Fig. 4.32 Chest X-ray showing right atrial and ventricular lead displacement
Note
FAILED PACING CAPTURE
This occurs when the voltage delivered to the pacemaker lead fails to trigger myocardial depolarization. It is characterized by the presence of pacing spikes but no subsequent atrial or ventricular depolarization ( Figs 4.34 and 4.35).
UNDER-SENSING
‘Under-sensing’ occurs when the device develops an inability to detect intrinsic cardiac activity, and thus fails to suppress pacing in response to an intrinsic beat. The ECG is characterized by the presence of paced and normal beats closer together than would be expected from the programmed interval ( Figs 4.36 and 4.37).

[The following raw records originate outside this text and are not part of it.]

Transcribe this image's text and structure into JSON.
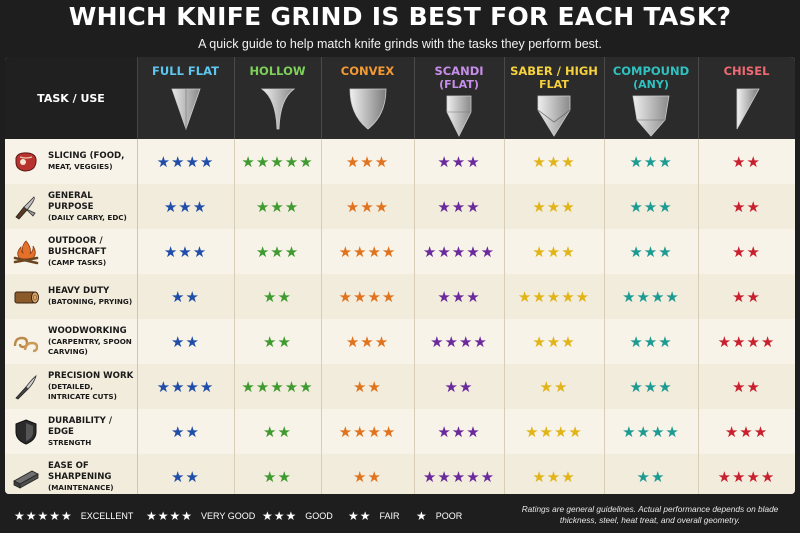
{
  "title": "WHICH KNIFE GRIND IS BEST FOR EACH TASK?",
  "subtitle": "A quick guide to help match knife grinds with the tasks they perform best.",
  "table": {
    "task_header": "TASK / USE",
    "columns": [
      {
        "name": "FULL FLAT",
        "sub": "",
        "color": "#5fc6ee",
        "icon": "full-flat-grind-icon"
      },
      {
        "name": "HOLLOW",
        "sub": "",
        "color": "#7fd05a",
        "icon": "hollow-grind-icon"
      },
      {
        "name": "CONVEX",
        "sub": "",
        "color": "#f39a34",
        "icon": "convex-grind-icon"
      },
      {
        "name": "SCANDI",
        "sub": "(FLAT)",
        "color": "#c68ee8",
        "icon": "scandi-grind-icon"
      },
      {
        "name": "SABER / HIGH",
        "sub": "FLAT",
        "color": "#f5d23c",
        "icon": "saber-grind-icon"
      },
      {
        "name": "COMPOUND",
        "sub": "(ANY)",
        "color": "#2fc2c0",
        "icon": "compound-grind-icon"
      },
      {
        "name": "CHISEL",
        "sub": "",
        "color": "#ee6a73",
        "icon": "chisel-grind-icon"
      }
    ],
    "star_colors": [
      "#1f4da8",
      "#3f9a2f",
      "#e0731e",
      "#6a2a9c",
      "#e1b418",
      "#1d9b92",
      "#c8202e"
    ],
    "rows": [
      {
        "l1": "SLICING (FOOD,",
        "l2": "MEAT, VEGGIES)",
        "icon": "steak-icon",
        "ratings": [
          4,
          5,
          3,
          3,
          3,
          3,
          2
        ]
      },
      {
        "l1": "GENERAL PURPOSE",
        "l2": "(DAILY CARRY, EDC)",
        "icon": "folding-knife-icon",
        "ratings": [
          3,
          3,
          3,
          3,
          3,
          3,
          2
        ]
      },
      {
        "l1": "OUTDOOR / BUSHCRAFT",
        "l2": "(CAMP TASKS)",
        "icon": "campfire-icon",
        "ratings": [
          3,
          3,
          4,
          5,
          3,
          3,
          2
        ]
      },
      {
        "l1": "HEAVY DUTY",
        "l2": "(BATONING, PRYING)",
        "icon": "log-icon",
        "ratings": [
          2,
          2,
          4,
          3,
          5,
          4,
          2
        ]
      },
      {
        "l1": "WOODWORKING",
        "l2": "(CARPENTRY, SPOON CARVING)",
        "icon": "wood-shavings-icon",
        "ratings": [
          2,
          2,
          3,
          4,
          3,
          3,
          4
        ]
      },
      {
        "l1": "PRECISION WORK",
        "l2": "(DETAILED, INTRICATE CUTS)",
        "icon": "scalpel-icon",
        "ratings": [
          4,
          5,
          2,
          2,
          2,
          3,
          2
        ]
      },
      {
        "l1": "DURABILITY / EDGE",
        "l2": "STRENGTH",
        "icon": "shield-icon",
        "ratings": [
          2,
          2,
          4,
          3,
          4,
          4,
          3
        ]
      },
      {
        "l1": "EASE OF SHARPENING",
        "l2": "(MAINTENANCE)",
        "icon": "sharpening-stone-icon",
        "ratings": [
          2,
          2,
          2,
          5,
          3,
          2,
          4
        ]
      }
    ]
  },
  "legend": [
    {
      "stars": "★★★★★",
      "label": "EXCELLENT"
    },
    {
      "stars": "★★★★",
      "label": "VERY GOOD"
    },
    {
      "stars": "★★★",
      "label": "GOOD"
    },
    {
      "stars": "★★",
      "label": "FAIR"
    },
    {
      "stars": "★",
      "label": "POOR"
    }
  ],
  "note": "Ratings are general guidelines. Actual performance depends on blade thickness, steel, heat treat, and overall geometry."
}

OVER-SENSING OR FAR-FIELD SENSING
This arises when sensing occurs in the absence of real intrinsic cardiac activity, triggering the inappropriate suppression of pacing. The ECG is characterized by inappropriately long intervals between beats, when pacing would be expected ( Fig. 4.38).
PACEMAKER-MEDIATED TACHYCARDIA
A rare problem occurs when ventricular pacing triggers retrogradely conducted atrial depolarization, which is then sensed and triggers further ventricular pacing at an inappropriately short interval ( Fig. 4.39). Pacemakers have a function for preventing this, called PVARP (post-ventricular atrial refractory period). This is a refractory period after ventricular pacing, in which atrial activity cannot be sensed. Inappropriately rapid pacing will require specialist assessment.
MAGNET RATE
A simple check of pacemaker function can be made by applying a magnet to the skin over the device. This will trigger obligate pacing at the ‘magnet rate’ ( Fig. 4.40). Pacing spikes will be delivered at this fixed preset rate regardless of the intrinsic rhythm, and should cause depolarization unless delivered at the time of an intrinsic beat, when fusion may occur. The pacemaker will return to normal programmed function when the magnet is removed.